In another thread (can't locate it now), someone argued that moral considerations about the use of handguns were transparently applicable to the moral debate on nuclear weapons, and I didn't know how to present the (to me) super-obvious case that nuclear weapons are on another moral plane entirely.
You could say my objection to your 50 Shades of Pain has to do with continuity and with the meaningfulness of a scale over very large numbers. Such a quantitative scale would necessarily include several qualitative transitions, and the absurd results of ignoring them are what happens when you try to translate a subjective, essentially incommunicable experience into a neat progression of numbers.

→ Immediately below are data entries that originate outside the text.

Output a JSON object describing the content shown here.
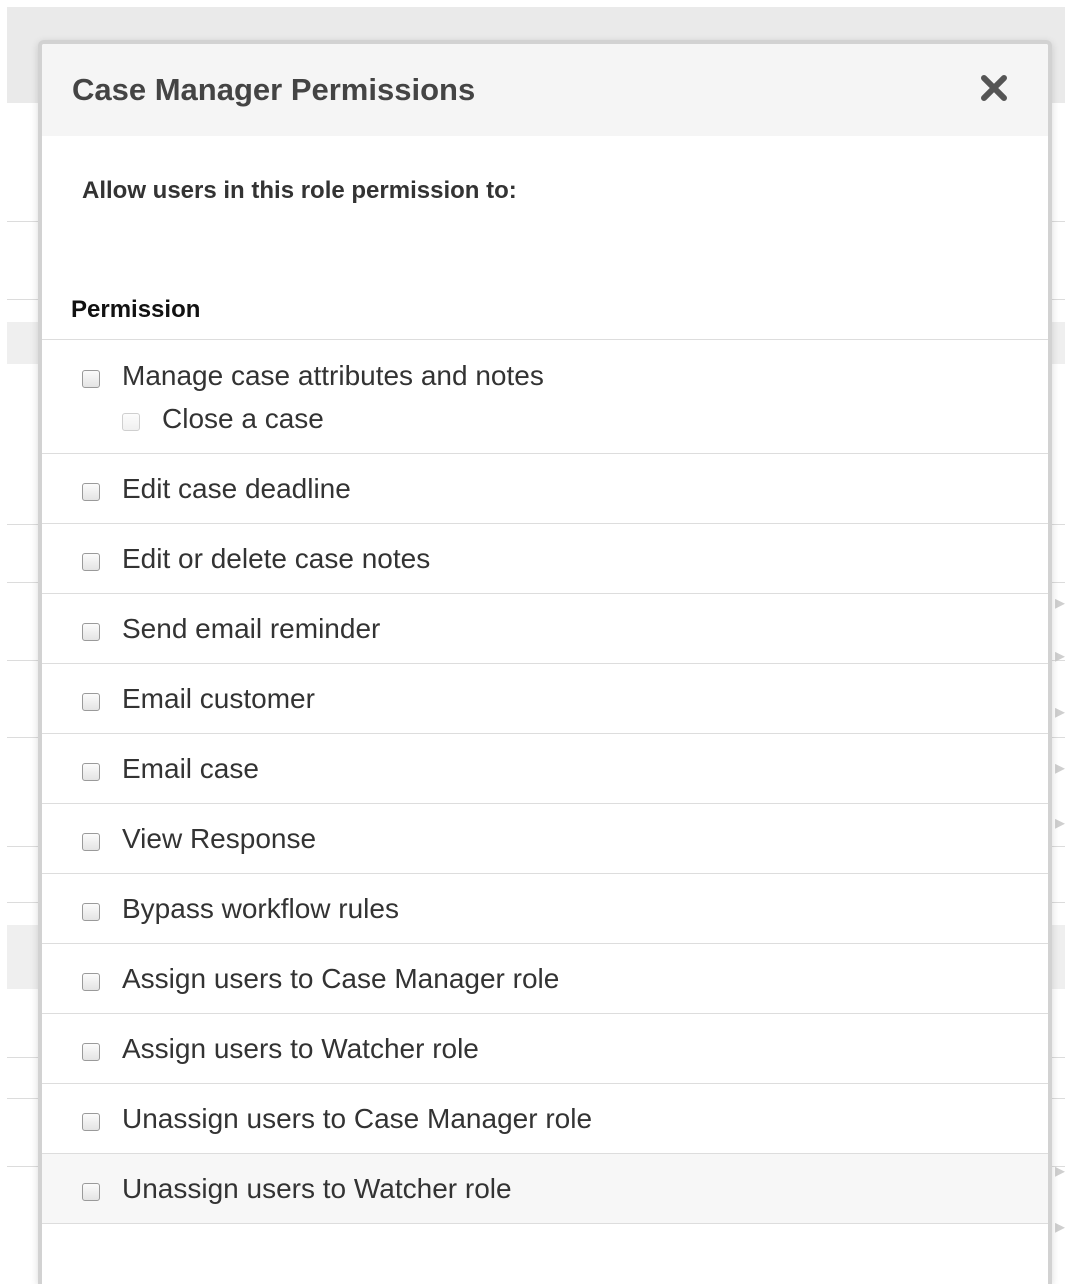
{
  "modal": {
    "title": "Case Manager Permissions",
    "close_icon": "close-icon",
    "intro": "Allow users in this role permission to:",
    "column_header": "Permission"
  },
  "permissions": [
    {
      "label": "Manage case attributes and notes",
      "checked": false,
      "sub": {
        "label": "Close a case",
        "checked": false,
        "disabled": true
      }
    },
    {
      "label": "Edit case deadline",
      "checked": false
    },
    {
      "label": "Edit or delete case notes",
      "checked": false
    },
    {
      "label": "Send email reminder",
      "checked": false
    },
    {
      "label": "Email customer",
      "checked": false
    },
    {
      "label": "Email case",
      "checked": false
    },
    {
      "label": "View Response",
      "checked": false
    },
    {
      "label": "Bypass workflow rules",
      "checked": false
    },
    {
      "label": "Assign users to Case Manager role",
      "checked": false
    },
    {
      "label": "Assign users to Watcher role",
      "checked": false
    },
    {
      "label": "Unassign users to Case Manager role",
      "checked": false
    },
    {
      "label": "Unassign users to Watcher role",
      "checked": false
    }
  ],
  "colors": {
    "header_bg": "#f5f5f5",
    "border": "#dddddd",
    "text": "#333333"
  }
}
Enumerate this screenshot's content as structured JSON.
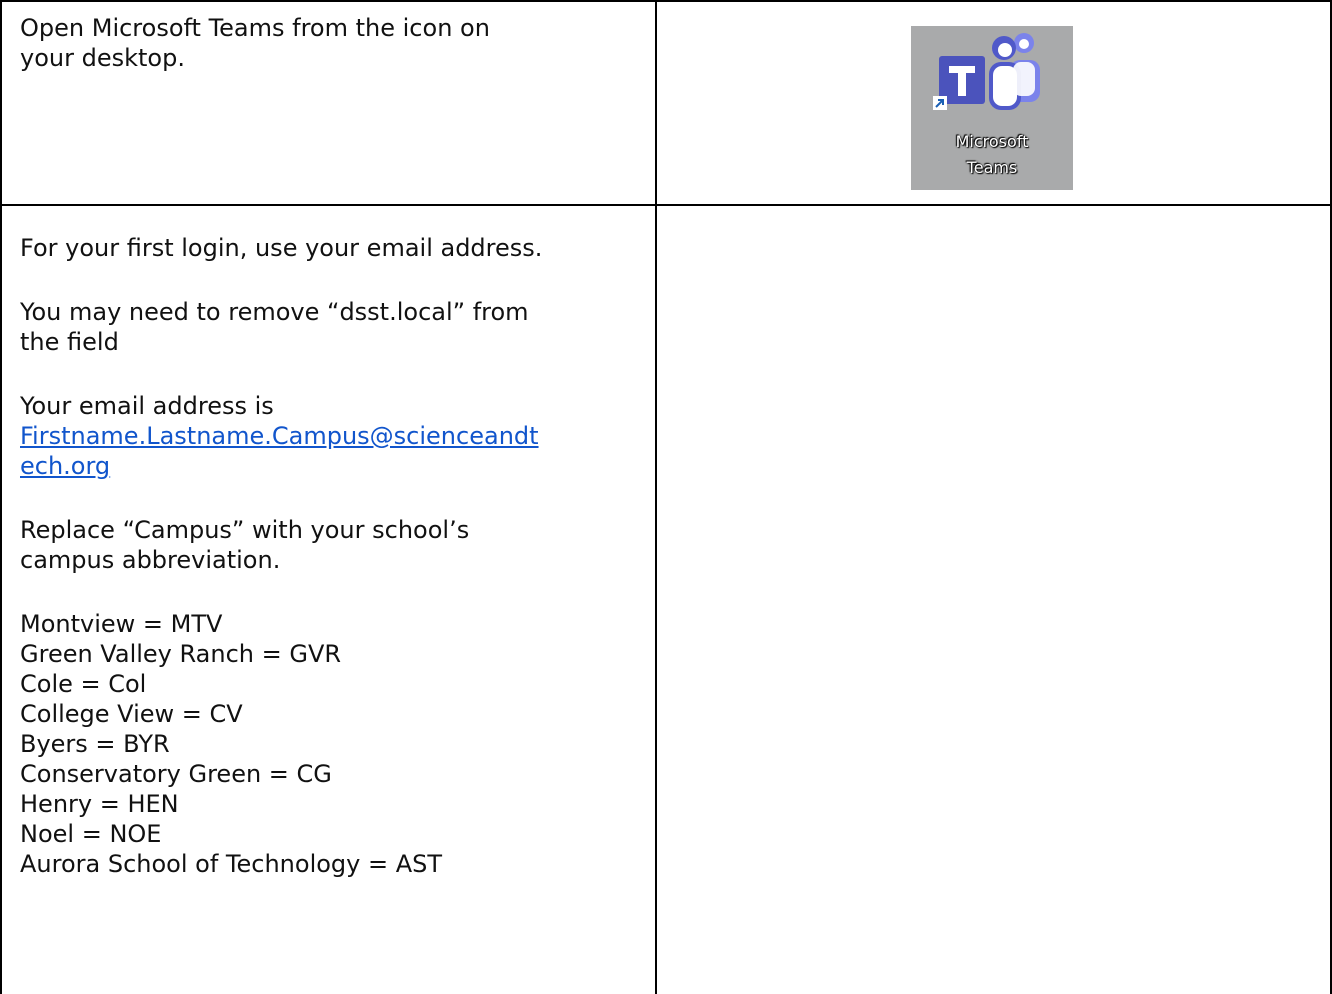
{
  "row1": {
    "instruction": [
      "Open Microsoft Teams from the icon on",
      "your desktop."
    ],
    "icon": {
      "name": "microsoft-teams-icon",
      "letter": "T",
      "label_line1": "Microsoft",
      "label_line2": "Teams",
      "background": "#a9aaab",
      "brand_color": "#5059c9"
    }
  },
  "row2": {
    "line1": "For your first login, use your email address.",
    "line2a": "You may need to remove “dsst.local” from",
    "line2b": "the field",
    "line3": "Your email address is",
    "email_part1": "Firstname.Lastname.Campus@scienceandt",
    "email_part2": "ech.org",
    "line4a": "Replace “Campus” with your school’s",
    "line4b": "campus abbreviation.",
    "campuses": [
      "Montview = MTV",
      "Green Valley Ranch = GVR",
      "Cole = Col",
      "College View = CV",
      "Byers = BYR",
      "Conservatory Green = CG",
      "Henry = HEN",
      "Noel = NOE",
      "Aurora School of Technology = AST"
    ]
  }
}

(You could remove that obstacle by asking self-aware robots to solve this thought experiment, and they would be able to give you a precise answer about which pain is numerically worse, but in that case the debate wouldn't be relevant to us anymore.)
The underlying assumptions behind this entire thought experiment are a moral theory that leads to not being able to choose between 2 persons being tortured for 25 years and 1 person being tortured for 50 years, which is regrettable, and a decision theory that leads to scenarios where small questions can quickly escalate to blackmailing and torture, which is appalling.